Jesús-José-María: la Trinidad de la tierra se ha recompuesto en la Gloria del Cielo, ante el Padre, el Hijo y el
Espíritu Santo.
Madre querida, este es el epílogo de la entera aventura humano-divina que hemos vivido juntos en la tierra.
Este será también el epílogo que cerrará la larga aventura de la Iglesia a través de los siglos. Ahora, en la
Gloria del Cielo, la Trinidad de la tierra ya no es el lugar del Dios ‘escondido’, donde la Trinidad del Cielo se
revelaba a la luz oscura de la fe, sino el lugar donde el Padre, el Hijo y el Espíritu Santo desvelan la hondura
de su intimidad y se comunican inefablemente a la luz de la Gloria.
Trinidad del Cielo y Trinidad de la tierra unidas en la Gloria, a la espera de los nuevos cielos y de la nueva
tierra, donde la Iglesia, concluido su camino en el tiempo, entrará para siempre, inefablemente partícipe de la
intimidad divina, en el Padre, en el Hijo y en el Espíritu Santo.
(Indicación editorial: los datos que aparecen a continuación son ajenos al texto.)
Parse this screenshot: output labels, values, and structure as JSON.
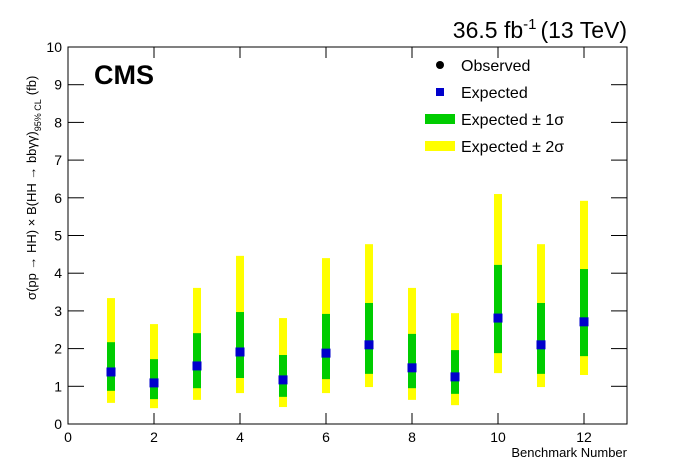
{
  "chart_data": {
    "type": "errorbar",
    "title": {
      "main": "36.5 fb",
      "sup": "-1",
      "rest": "(13 TeV)"
    },
    "logo": "CMS",
    "x_label": "Benchmark Number",
    "y_label": {
      "main": "σ(pp → HH) × B(HH → bbγγ)",
      "sub": "95% CL",
      "unit": "(fb)"
    },
    "x": [
      1,
      2,
      3,
      4,
      5,
      6,
      7,
      8,
      9,
      10,
      11,
      12
    ],
    "xlim": [
      0,
      13
    ],
    "xticks": [
      0,
      2,
      4,
      6,
      8,
      10,
      12
    ],
    "ylim": [
      0,
      10
    ],
    "yticks": [
      0,
      1,
      2,
      3,
      4,
      5,
      6,
      7,
      8,
      9,
      10
    ],
    "series": [
      {
        "name": "Observed",
        "color": "#000000",
        "values": [
          null,
          null,
          null,
          null,
          null,
          null,
          null,
          null,
          null,
          null,
          null,
          null
        ]
      },
      {
        "name": "Expected",
        "color": "#0000cc",
        "values": [
          1.38,
          1.09,
          1.54,
          1.91,
          1.17,
          1.88,
          2.1,
          1.49,
          1.25,
          2.81,
          2.1,
          2.71
        ]
      }
    ],
    "bands": [
      {
        "name": "Expected ± 2σ",
        "color": "#ffff00",
        "low": [
          0.56,
          0.42,
          0.64,
          0.82,
          0.45,
          0.82,
          0.98,
          0.64,
          0.5,
          1.35,
          0.98,
          1.3
        ],
        "high": [
          3.34,
          2.65,
          3.61,
          4.46,
          2.81,
          4.4,
          4.77,
          3.61,
          2.94,
          6.1,
          4.77,
          5.92
        ]
      },
      {
        "name": "Expected ± 1σ",
        "color": "#00cc00",
        "low": [
          0.88,
          0.66,
          0.95,
          1.22,
          0.72,
          1.19,
          1.33,
          0.95,
          0.8,
          1.88,
          1.33,
          1.8
        ],
        "high": [
          2.17,
          1.72,
          2.41,
          2.97,
          1.83,
          2.92,
          3.21,
          2.39,
          1.96,
          4.22,
          3.21,
          4.11
        ]
      }
    ]
  }
}
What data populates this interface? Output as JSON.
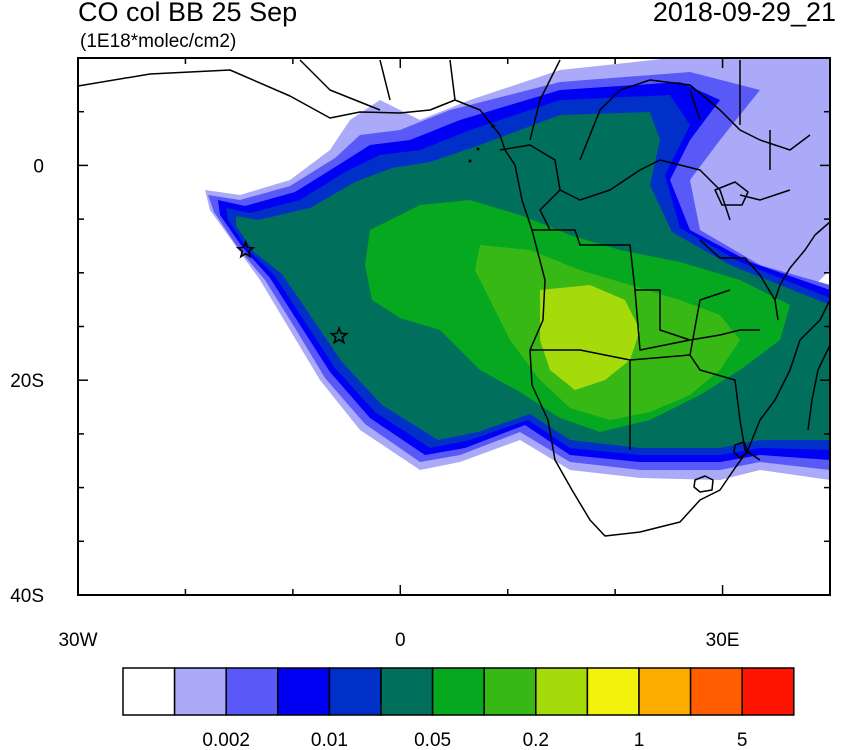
{
  "title": "CO col BB 25 Sep",
  "datetime": "2018-09-29_21",
  "units": "(1E18*molec/cm2)",
  "map": {
    "lon_range": [
      -30,
      40
    ],
    "lat_range": [
      -40,
      10
    ],
    "lon_ticks": [
      {
        "lon": -30,
        "label": "30W"
      },
      {
        "lon": 0,
        "label": "0"
      },
      {
        "lon": 30,
        "label": "30E"
      }
    ],
    "lat_ticks": [
      {
        "lat": 0,
        "label": "0"
      },
      {
        "lat": -20,
        "label": "20S"
      },
      {
        "lat": -40,
        "label": "40S"
      }
    ],
    "markers": [
      {
        "name": "star-marker-1",
        "lon": -14.4,
        "lat": -7.9
      },
      {
        "name": "star-marker-2",
        "lon": -5.7,
        "lat": -15.9
      }
    ]
  },
  "colorbar": {
    "colors": [
      "#ffffff",
      "#aaaaf8",
      "#5959f8",
      "#0000f5",
      "#0030c8",
      "#00705c",
      "#05a81e",
      "#38b814",
      "#a6db0b",
      "#f2f20c",
      "#fcad00",
      "#ff5d00",
      "#ff1400"
    ],
    "labels": [
      "0.002",
      "0.01",
      "0.05",
      "0.2",
      "1",
      "5"
    ]
  }
}
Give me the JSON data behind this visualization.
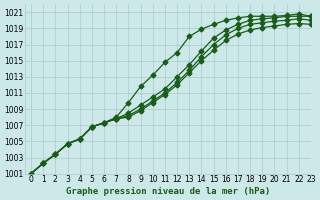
{
  "title": "Graphe pression niveau de la mer (hPa)",
  "bg_color": "#cce8e8",
  "grid_color": "#aacccc",
  "line_color": "#1a5c1a",
  "xlim": [
    -0.5,
    23
  ],
  "ylim": [
    1001,
    1022
  ],
  "xticks": [
    0,
    1,
    2,
    3,
    4,
    5,
    6,
    7,
    8,
    9,
    10,
    11,
    12,
    13,
    14,
    15,
    16,
    17,
    18,
    19,
    20,
    21,
    22,
    23
  ],
  "yticks": [
    1001,
    1003,
    1005,
    1007,
    1009,
    1011,
    1013,
    1015,
    1017,
    1019,
    1021
  ],
  "series": [
    [
      1001.0,
      1002.3,
      1003.4,
      1004.7,
      1005.3,
      1006.8,
      1007.3,
      1008.0,
      1009.8,
      1011.8,
      1013.2,
      1014.8,
      1016.0,
      1018.0,
      1018.9,
      1019.5,
      1020.0,
      1020.3,
      1020.5,
      1020.5,
      1020.5,
      1020.6,
      1020.8,
      1020.5
    ],
    [
      1001.0,
      1002.3,
      1003.4,
      1004.7,
      1005.3,
      1006.8,
      1007.3,
      1007.8,
      1008.5,
      1009.5,
      1010.5,
      1011.5,
      1013.0,
      1014.5,
      1016.2,
      1017.8,
      1018.8,
      1019.5,
      1020.0,
      1020.2,
      1020.3,
      1020.5,
      1020.5,
      1020.5
    ],
    [
      1001.0,
      1002.3,
      1003.4,
      1004.7,
      1005.3,
      1006.8,
      1007.3,
      1007.8,
      1008.2,
      1009.0,
      1010.0,
      1011.0,
      1012.3,
      1013.8,
      1015.5,
      1017.0,
      1018.2,
      1019.0,
      1019.5,
      1019.7,
      1019.9,
      1020.0,
      1020.2,
      1020.0
    ],
    [
      1001.0,
      1002.3,
      1003.4,
      1004.7,
      1005.3,
      1006.8,
      1007.3,
      1007.8,
      1008.0,
      1008.8,
      1009.8,
      1010.8,
      1012.0,
      1013.5,
      1015.0,
      1016.3,
      1017.5,
      1018.3,
      1018.8,
      1019.1,
      1019.3,
      1019.5,
      1019.6,
      1019.5
    ]
  ],
  "marker": "D",
  "marker_size": 2.5,
  "linewidth": 0.9,
  "title_fontsize": 6.5,
  "tick_fontsize": 5.5
}
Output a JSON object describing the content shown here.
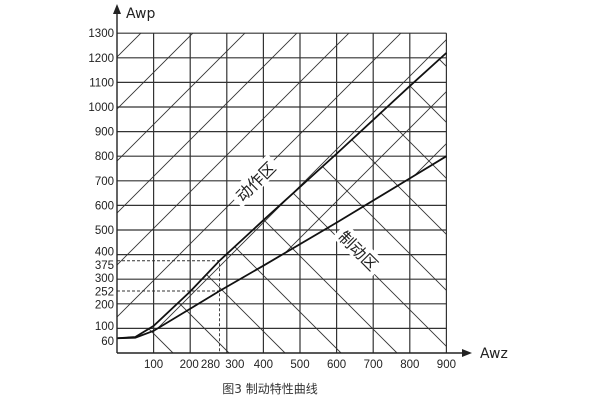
{
  "chart_data": {
    "type": "line",
    "title": "图3  制动特性曲线",
    "xlabel": "Awz",
    "ylabel": "Awp",
    "xlim": [
      0,
      900
    ],
    "ylim": [
      0,
      1300
    ],
    "grid": true,
    "x_ticks": [
      100,
      200,
      280,
      300,
      400,
      500,
      600,
      700,
      800,
      900
    ],
    "y_ticks": [
      60,
      100,
      200,
      252,
      300,
      375,
      400,
      500,
      600,
      700,
      800,
      900,
      1000,
      1100,
      1200,
      1300
    ],
    "series": [
      {
        "x": [
          0,
          50,
          100,
          200,
          280,
          400,
          600,
          800,
          900
        ],
        "y": [
          60,
          65,
          110,
          250,
          375,
          540,
          810,
          1085,
          1220
        ]
      },
      {
        "x": [
          0,
          50,
          100,
          200,
          280,
          400,
          600,
          800,
          900
        ],
        "y": [
          60,
          62,
          90,
          180,
          252,
          355,
          530,
          710,
          800
        ]
      }
    ],
    "reference_point": {
      "x": 280,
      "y_upper": 375,
      "y_lower": 252
    },
    "annotations": [
      "动作区",
      "制动区"
    ]
  }
}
* El Diccionario de la Real Academia Española describe así el efod: «Vestidura de lino fino, corta y sin
mangas, que se ponían los sacerdotes israelitas sobre todas las otras y les cubría principalmente las espaldas».
Como segunda acepción añade: «Esta misma vestidura hecha de lino muy fino y muy bien torcido, y de oro,
jacinto, púrpura y carmesí, usada únicamente por el pontífice o sumo sacerdote». (N. del t.)